There are a variety of factors you should consider when purchasing a laptop, particularly how much you want to spend and what types of tasks you intend to use it for. Here are a few things to keep in mind as you make your decision.
Operating system: There are a few major computer operating systems out there. You’re probably most familiar with Windows, as it’s by far the most-used operating system, but there’s also Apple’s macOS, which is found on the company’s Mac computers (we didn’t include any Macs because they didn’t meet our price requirement for a budget laptop). And, the newest, there’s Google’s Chrome OS, which is targeted to those with basic computer needs revolves around Google’s web-based apps (Chrome OS relies heavily on cloud computing, meaning that a lot of the processes happen online).
Specs and features: Some computers are more powerful than others. Things like the processor and amount of memory (RAM) will dictate how quickly your computer runs, while the amount of storage indicates how many files you can keep on your computer at once. There are also other factors, like the graphics chipset being employed. The type of software you run could also dictate how well a laptop’s components perform; for example, Google’s Chrome browser is notorious for being a memory hog.

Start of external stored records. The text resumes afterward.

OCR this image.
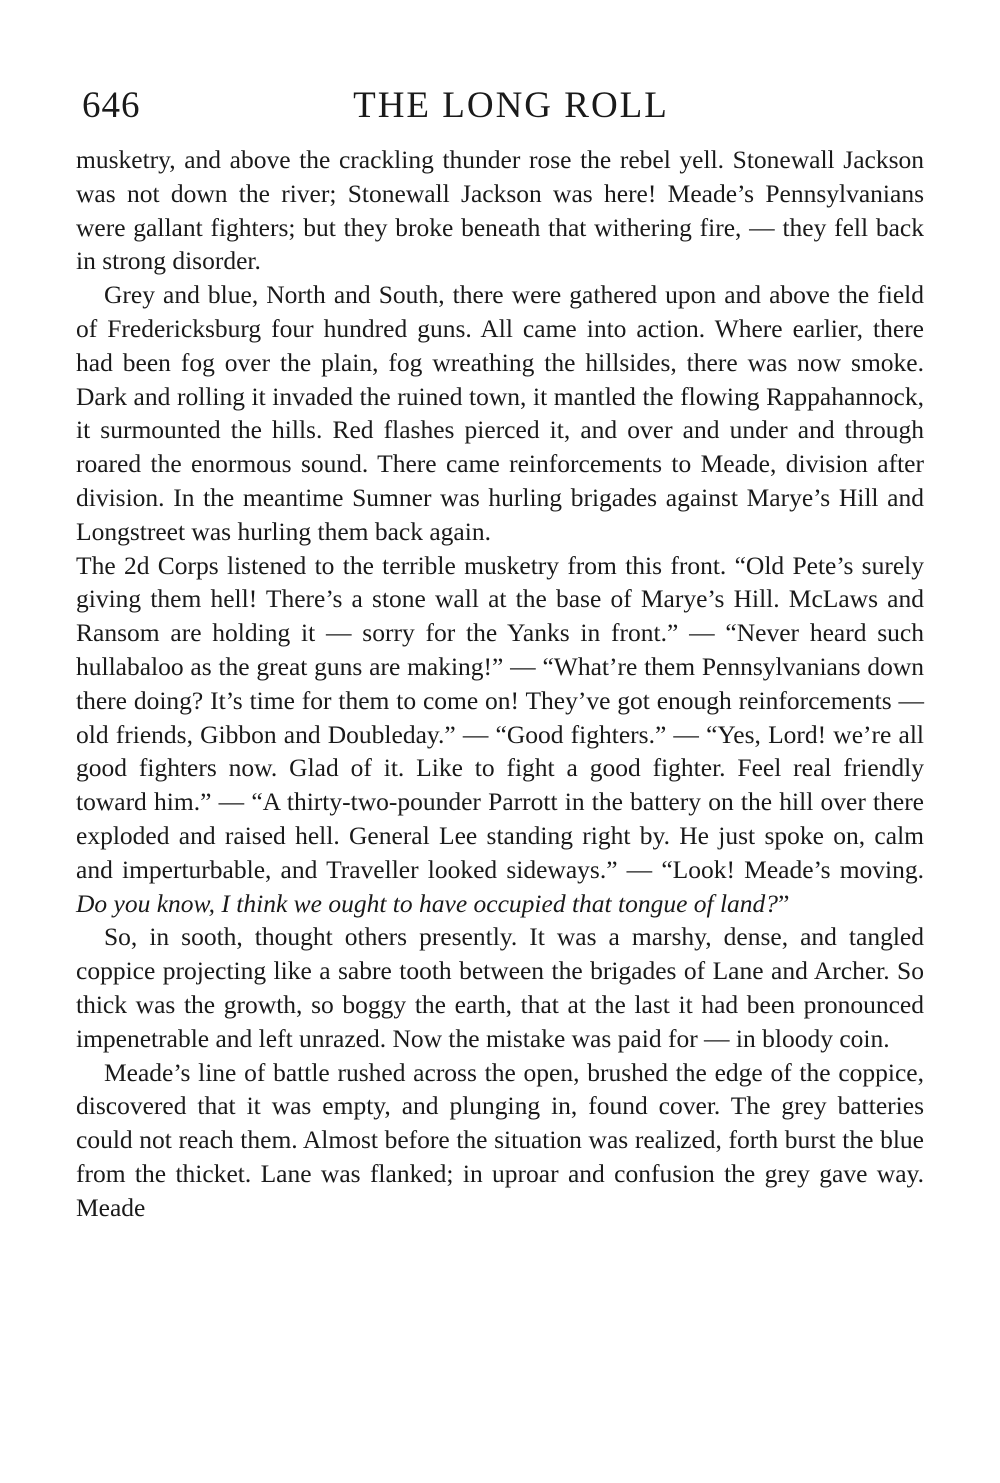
646	THE LONG ROLL

musketry, and above the crackling thunder rose the rebel yell. Stonewall Jackson was not down the river; Stonewall Jackson was here! Meade’s Pennsylvanians were gallant fighters; but they broke beneath that withering fire, — they fell back in strong disorder.

Grey and blue, North and South, there were gathered upon and above the field of Fredericksburg four hundred guns. All came into action. Where earlier, there had been fog over the plain, fog wreathing the hillsides, there was now smoke. Dark and rolling it invaded the ruined town, it mantled the flowing Rappahannock, it surmounted the hills. Red flashes pierced it, and over and under and through roared the enormous sound. There came reinforcements to Meade, division after division. In the meantime Sumner was hurling brigades against Marye’s Hill and Longstreet was hurling them back again.

The 2d Corps listened to the terrible musketry from this front. “Old Pete’s surely giving them hell! There’s a stone wall at the base of Marye’s Hill. McLaws and Ransom are holding it — sorry for the Yanks in front.” — “Never heard such hullabaloo as the great guns are making!” — “What’re them Pennsylvanians down there doing? It’s time for them to come on! They’ve got enough reinforcements — old friends, Gibbon and Doubleday.” — “Good fighters.” — “Yes, Lord! we’re all good fighters now. Glad of it. Like to fight a good fighter. Feel real friendly toward him.” — “A thirty-two-pounder Parrott in the battery on the hill over there exploded and raised hell. General Lee standing right by. He just spoke on, calm and imperturbable, and Traveller looked sideways.” — “Look! Meade’s moving. Do you know, I think we ought to have occupied that tongue of land?”

So, in sooth, thought others presently. It was a marshy, dense, and tangled coppice projecting like a sabre tooth between the brigades of Lane and Archer. So thick was the growth, so boggy the earth, that at the last it had been pronounced impenetrable and left unrazed. Now the mistake was paid for — in bloody coin.

Meade’s line of battle rushed across the open, brushed the edge of the coppice, discovered that it was empty, and plunging in, found cover. The grey batteries could not reach them. Almost before the situation was realized, forth burst the blue from the thicket. Lane was flanked; in uproar and confusion the grey gave way. Meade
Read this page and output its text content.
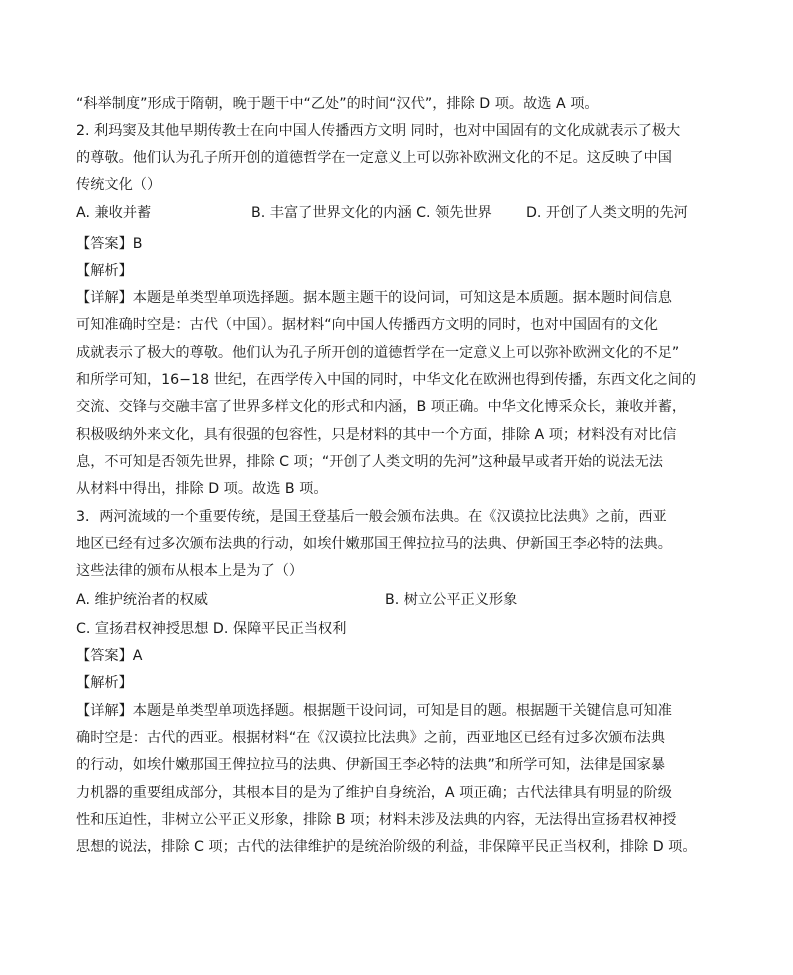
“科举制度”形成于隋朝，晚于题干中“乙处”的时间“汉代”，排除 D 项。故选 A 项。
2. 利玛窦及其他早期传教士在向中国人传播西方文明 同时，也对中国固有的文化成就表示了极大
的尊敬。他们认为孔子所开创的道德哲学在一定意义上可以弥补欧洲文化的不足。这反映了中国
传统文化（）
A. 兼收并蓄	B. 丰富了世界文化的内涵 C. 领先世界 D. 开创了人类文明的先河
【答案】B
【解析】
【详解】本题是单类型单项选择题。据本题主题干的设问词，可知这是本质题。据本题时间信息
可知准确时空是：古代（中国）。据材料“向中国人传播西方文明的同时，也对中国固有的文化
成就表示了极大的尊敬。他们认为孔子所开创的道德哲学在一定意义上可以弥补欧洲文化的不足”
和所学可知，16−18 世纪，在西学传入中国的同时，中华文化在欧洲也得到传播，东西文化之间的
交流、交锋与交融丰富了世界多样文化的形式和内涵，B 项正确。中华文化博采众长，兼收并蓄，
积极吸纳外来文化，具有很强的包容性，只是材料的其中一个方面，排除 A 项；材料没有对比信
息，不可知是否领先世界，排除 C 项；“开创了人类文明的先河”这种最早或者开始的说法无法
从材料中得出，排除 D 项。故选 B 项。
3．两河流域的一个重要传统，是国王登基后一般会颁布法典。在《汉谟拉比法典》之前，西亚
地区已经有过多次颁布法典的行动，如埃什嫩那国王俾拉拉马的法典、伊新国王李必特的法典。
这些法律的颁布从根本上是为了（）
A. 维护统治者的权威	B. 树立公平正义形象
C. 宣扬君权神授思想 D. 保障平民正当权利
【答案】A
【解析】
【详解】本题是单类型单项选择题。根据题干设问词，可知是目的题。根据题干关键信息可知准
确时空是：古代的西亚。根据材料“在《汉谟拉比法典》之前，西亚地区已经有过多次颁布法典
的行动，如埃什嫩那国王俾拉拉马的法典、伊新国王李必特的法典”和所学可知，法律是国家暴
力机器的重要组成部分，其根本目的是为了维护自身统治，A 项正确；古代法律具有明显的阶级
性和压迫性，非树立公平正义形象，排除 B 项；材料未涉及法典的内容，无法得出宣扬君权神授
思想的说法，排除 C 项；古代的法律维护的是统治阶级的利益，非保障平民正当权利，排除 D 项。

The features have also improved. Premium components like a touchscreen and high-speed ports, like USB 3.0 and USB-C, have trickled down from high-end laptops to budget models. As you research, look for these or if the laptop is still utilizing older tech.
Size: Laptops come in a range of different physical sizes, however, the smaller ones generally sit in the 10- to 11-inch range, while the larger ones can get as big as 17-inches. That’s handy for watching movies, but it comes at the cost of portability.